Other gluten-free alternatives to wheat flour that you might want to consider experimenting with are amaranth and quinoa flour, both rich in protein, fibre, and other nutrients. Amaranth is very dense, so it is advisable to combine it with other type of flours. Quinoa is particularly rich in two flavonoids, quercetin and kaempferol, both have antioxidant properties.
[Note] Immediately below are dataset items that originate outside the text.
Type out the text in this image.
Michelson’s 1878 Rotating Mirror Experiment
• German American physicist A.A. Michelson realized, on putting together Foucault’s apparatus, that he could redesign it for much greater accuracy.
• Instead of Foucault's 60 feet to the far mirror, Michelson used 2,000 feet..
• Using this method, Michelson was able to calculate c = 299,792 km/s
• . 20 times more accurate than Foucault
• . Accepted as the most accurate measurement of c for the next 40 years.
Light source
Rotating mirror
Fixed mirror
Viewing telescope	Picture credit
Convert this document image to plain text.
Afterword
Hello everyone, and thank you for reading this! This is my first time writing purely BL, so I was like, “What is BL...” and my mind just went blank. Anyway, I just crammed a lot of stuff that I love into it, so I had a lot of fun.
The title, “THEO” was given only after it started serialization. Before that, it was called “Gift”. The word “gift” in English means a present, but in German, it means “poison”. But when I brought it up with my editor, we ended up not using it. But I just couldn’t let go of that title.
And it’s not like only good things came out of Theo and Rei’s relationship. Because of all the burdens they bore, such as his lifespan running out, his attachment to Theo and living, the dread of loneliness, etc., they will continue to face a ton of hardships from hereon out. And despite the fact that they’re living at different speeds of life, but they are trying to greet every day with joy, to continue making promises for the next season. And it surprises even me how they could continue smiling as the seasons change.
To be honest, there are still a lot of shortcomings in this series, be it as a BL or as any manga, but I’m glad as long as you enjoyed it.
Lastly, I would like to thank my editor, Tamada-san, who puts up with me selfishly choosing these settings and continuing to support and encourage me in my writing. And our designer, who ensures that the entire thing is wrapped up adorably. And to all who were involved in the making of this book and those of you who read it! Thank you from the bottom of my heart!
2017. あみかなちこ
For my full article on cooling and baking with coconut flour click here

Swap Refined Sugar with Pureed Fruits and Vegetables

 

I always say that sugar is the enemy and is a primary factor in countless chronic diseases, including type 2 diabetes, heart disease, and Alzheimer’s disease. Added sugars, whether natural or artificial hide in about 75% of processed foods hiding behind more than 60 different names, even in so-called “health foods.”

 

Replacing up to half of the sugar in your recipe with pureed fruit, such as bananas, mangoes, papayas, or dried dates pureed with water. You may also use fruit pulp or sugar rich vegetable (or their pulp) such as beets.  In addition to being full with fibre, vitamins, minerals, and antioxidants, the naturally occurring sugar in fruit is much less concentrated and hence less harmful.

 

For example, a quarter cup (four tablespoons) of mashed banana contains less than 7gr of sugar, contrasted with 12gr in just one tablespoon of table sugar. As a rule of thumb, it is recommend swap one-quarter cup of pureed fruit or fruit pulp for one half cup of sugar. Because fruit is higher in water content, it is necessary to reduce the liquid in the recipe, usually by a quarter cup.

 

If fruit purees don’t make your baked goods sweet enough, you can add a small amount of one of the natural alternative sweeteners, such as stevia, Luo Han Guo, or xylitol. Another alternative is pure glucose (dextrose), which is less damaging than table sugar, which is 50% fructose. The less you use sugar the more your sweet tooth will adapt so that your baked goods will taste sweet enough with only fruit purees. Artificial sweeteners are absolutely a no-go zone.